Supreme Court rejects California immunity in prison COVID deaths


The Supreme Court on Monday rejected an appeal by California prison officials seeking immunity from lawsuits over their transfer of inmates with COVID-19 to San Quentin in May 2020, sparking an outbreak that killed 26 inmates and a guard.

The judges denied the appeals without comment or disagreement.

The transfer decision was later criticized by state lawmakers as a “fiasco,” “abhorrent,” and “the worst prison health mistake in state history.”

The California Institution for Men in Chino had been hit hard by COVID-19. Nine of its inmates had died and about 600 were infected as of May 2020.

San Quentin then had no known cases at the time. In an effort to prevent further damage to CIM, prison officials decided to move 122 inmates from Chino north to San Quentin.
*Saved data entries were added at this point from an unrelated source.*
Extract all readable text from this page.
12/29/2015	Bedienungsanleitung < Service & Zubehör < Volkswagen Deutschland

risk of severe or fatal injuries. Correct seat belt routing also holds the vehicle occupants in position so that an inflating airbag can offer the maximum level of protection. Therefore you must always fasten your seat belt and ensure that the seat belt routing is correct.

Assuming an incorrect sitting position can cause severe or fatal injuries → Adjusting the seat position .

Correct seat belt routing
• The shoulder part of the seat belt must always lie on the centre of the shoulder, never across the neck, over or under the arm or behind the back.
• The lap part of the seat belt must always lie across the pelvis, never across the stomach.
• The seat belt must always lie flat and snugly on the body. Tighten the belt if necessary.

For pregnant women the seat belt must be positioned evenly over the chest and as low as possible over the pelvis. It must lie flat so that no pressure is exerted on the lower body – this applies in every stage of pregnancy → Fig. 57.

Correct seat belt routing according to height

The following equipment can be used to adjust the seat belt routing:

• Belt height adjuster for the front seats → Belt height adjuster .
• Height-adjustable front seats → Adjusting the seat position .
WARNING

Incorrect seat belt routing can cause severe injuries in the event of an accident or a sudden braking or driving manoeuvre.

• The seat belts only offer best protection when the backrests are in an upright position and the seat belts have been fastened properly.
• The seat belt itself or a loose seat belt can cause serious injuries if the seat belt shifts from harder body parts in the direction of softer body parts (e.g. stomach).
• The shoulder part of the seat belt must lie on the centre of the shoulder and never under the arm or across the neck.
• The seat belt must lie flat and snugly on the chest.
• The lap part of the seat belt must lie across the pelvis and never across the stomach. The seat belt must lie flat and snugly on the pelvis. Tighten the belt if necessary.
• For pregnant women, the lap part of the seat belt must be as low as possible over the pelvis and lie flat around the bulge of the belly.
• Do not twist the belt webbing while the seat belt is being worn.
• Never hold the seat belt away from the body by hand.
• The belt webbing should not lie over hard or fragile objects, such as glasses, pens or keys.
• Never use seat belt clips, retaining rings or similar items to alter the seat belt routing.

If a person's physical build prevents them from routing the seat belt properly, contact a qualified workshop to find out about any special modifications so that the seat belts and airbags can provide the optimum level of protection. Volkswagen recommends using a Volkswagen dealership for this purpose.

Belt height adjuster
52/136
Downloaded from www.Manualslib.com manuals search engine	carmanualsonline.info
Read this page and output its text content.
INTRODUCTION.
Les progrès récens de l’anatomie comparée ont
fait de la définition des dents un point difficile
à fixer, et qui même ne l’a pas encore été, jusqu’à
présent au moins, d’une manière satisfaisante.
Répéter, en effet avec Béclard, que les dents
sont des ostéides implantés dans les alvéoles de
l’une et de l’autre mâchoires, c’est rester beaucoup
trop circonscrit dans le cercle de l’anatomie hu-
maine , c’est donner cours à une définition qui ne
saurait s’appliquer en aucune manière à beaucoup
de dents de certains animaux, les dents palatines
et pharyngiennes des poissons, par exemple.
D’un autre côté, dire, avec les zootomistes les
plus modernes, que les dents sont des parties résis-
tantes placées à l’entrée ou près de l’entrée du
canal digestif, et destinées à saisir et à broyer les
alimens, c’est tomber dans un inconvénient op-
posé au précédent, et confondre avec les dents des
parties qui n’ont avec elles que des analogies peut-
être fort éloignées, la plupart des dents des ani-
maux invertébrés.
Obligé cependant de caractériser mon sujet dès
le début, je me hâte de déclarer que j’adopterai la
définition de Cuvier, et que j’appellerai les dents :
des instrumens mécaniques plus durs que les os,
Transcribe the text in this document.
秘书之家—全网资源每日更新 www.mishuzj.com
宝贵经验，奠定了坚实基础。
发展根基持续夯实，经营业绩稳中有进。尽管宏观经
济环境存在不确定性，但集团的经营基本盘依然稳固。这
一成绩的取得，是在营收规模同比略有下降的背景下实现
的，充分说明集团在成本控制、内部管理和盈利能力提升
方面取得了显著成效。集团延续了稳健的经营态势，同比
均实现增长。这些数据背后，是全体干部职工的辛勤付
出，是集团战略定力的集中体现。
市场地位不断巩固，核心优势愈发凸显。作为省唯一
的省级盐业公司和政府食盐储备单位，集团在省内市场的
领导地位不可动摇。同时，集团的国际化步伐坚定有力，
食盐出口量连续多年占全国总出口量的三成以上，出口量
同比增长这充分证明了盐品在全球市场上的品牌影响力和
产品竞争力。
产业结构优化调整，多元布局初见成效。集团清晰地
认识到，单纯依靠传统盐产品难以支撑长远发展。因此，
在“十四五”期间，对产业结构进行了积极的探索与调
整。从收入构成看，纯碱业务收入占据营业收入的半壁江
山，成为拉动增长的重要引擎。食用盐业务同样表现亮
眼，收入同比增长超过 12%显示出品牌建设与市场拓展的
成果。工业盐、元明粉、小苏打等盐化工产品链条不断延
Within days, San Quentin reported 25 COVID cases among the 122 new arrivals. Within three weeks, the virus spread to another 499 people.
By early September, at least 2,100 inmates and 270 staff members had tested positive.

The state now faces four major lawsuits from the families of those who died, as well as inmates and staff who were infected but survived.

Those lawsuits can proceed now that federal courts in California and the Supreme Court have denied the state's claim that correctional officers had “qualified immunity” that protected them from being sued.

“The state has had its due process until reaching the Supreme Court. They don't get caught up in a technicality,” Michael J. Haddad, the families' attorney, said in response to the court's order. “Now is the time to face the facts. “Prison administrators killed 29 people in what the Ninth Circuit called a ‘textbook case’ of deliberate indifference.”

The defense of qualified immunity often protects police officers from lawsuits. Judges have said police and other government officials can be sued for violating people's constitutional rights, but only if they knowingly violated a “clearly established” right.

Courts have said that police officers often must make split-second decisions about whether, for example, a pursued suspect has a gun. For that reason, courts sometimes protect officers from being sued for “unreasonable seizure” if an officer shoots a fleeing person based on the mistaken belief that the suspect was armed.

The pending prison cases are quite different, the families' lawyers said, because prison officials decided to carry out the transfers without taking the precautions that were understood to be necessary at the time.

Sergeant. Gilbert Polanco, the deceased guard, was 55 years old and had worked at San Quentin for more than two decades. He had multiple health conditions, including obesity, diabetes and hypertension, which put him at high risk if he contracted COVID-19.

His duties during the pandemic included taking sick inmates to local hospitals, but attorneys said corrections officials refused to provide him or the inmates with personal protective equipment.
At the end of June 2020, he contracted COVID-19 and, after a long stay in hospital, died in August.

In Polanco's case, the lawsuit alleges that he lost his life due to a “danger created by the State.”

The U.S. Court of Appeals for the Ninth Circuit said that corrections officials had affirmatively exposed Polanco to a danger he would not otherwise have faced and had failed to take steps to protect him from the danger they had created.

In the past, the Supreme Court had also ruled that prisoners have the right to be protected from “unnecessary and senseless pain,” even as a result of “deliberate indifference to their serious medical needs.” Lawyers for San Quentin inmates said prison officials can be held responsible by that standard.

California state prosecutors urged the Supreme Court to review and reverse Ninth Circuit decisions that rejected a qualified immunity defense for correctional officers.

“The facts of these cases are undeniably tragic,” they said. But in “the early months of the COVID-19 pandemic, when little was known about the disease and testing supplies were limited, the accused officials attempted to protect the lives of dozens of vulnerable inmates who were confined to a prison. where the virus was rampant. .”

In retrospect, they agreed that their actions could be considered wrong, but “no clearly established law warned them that their alleged mismanagement of the COVID-19 pandemic at San Quentin prison was unconstitutional.”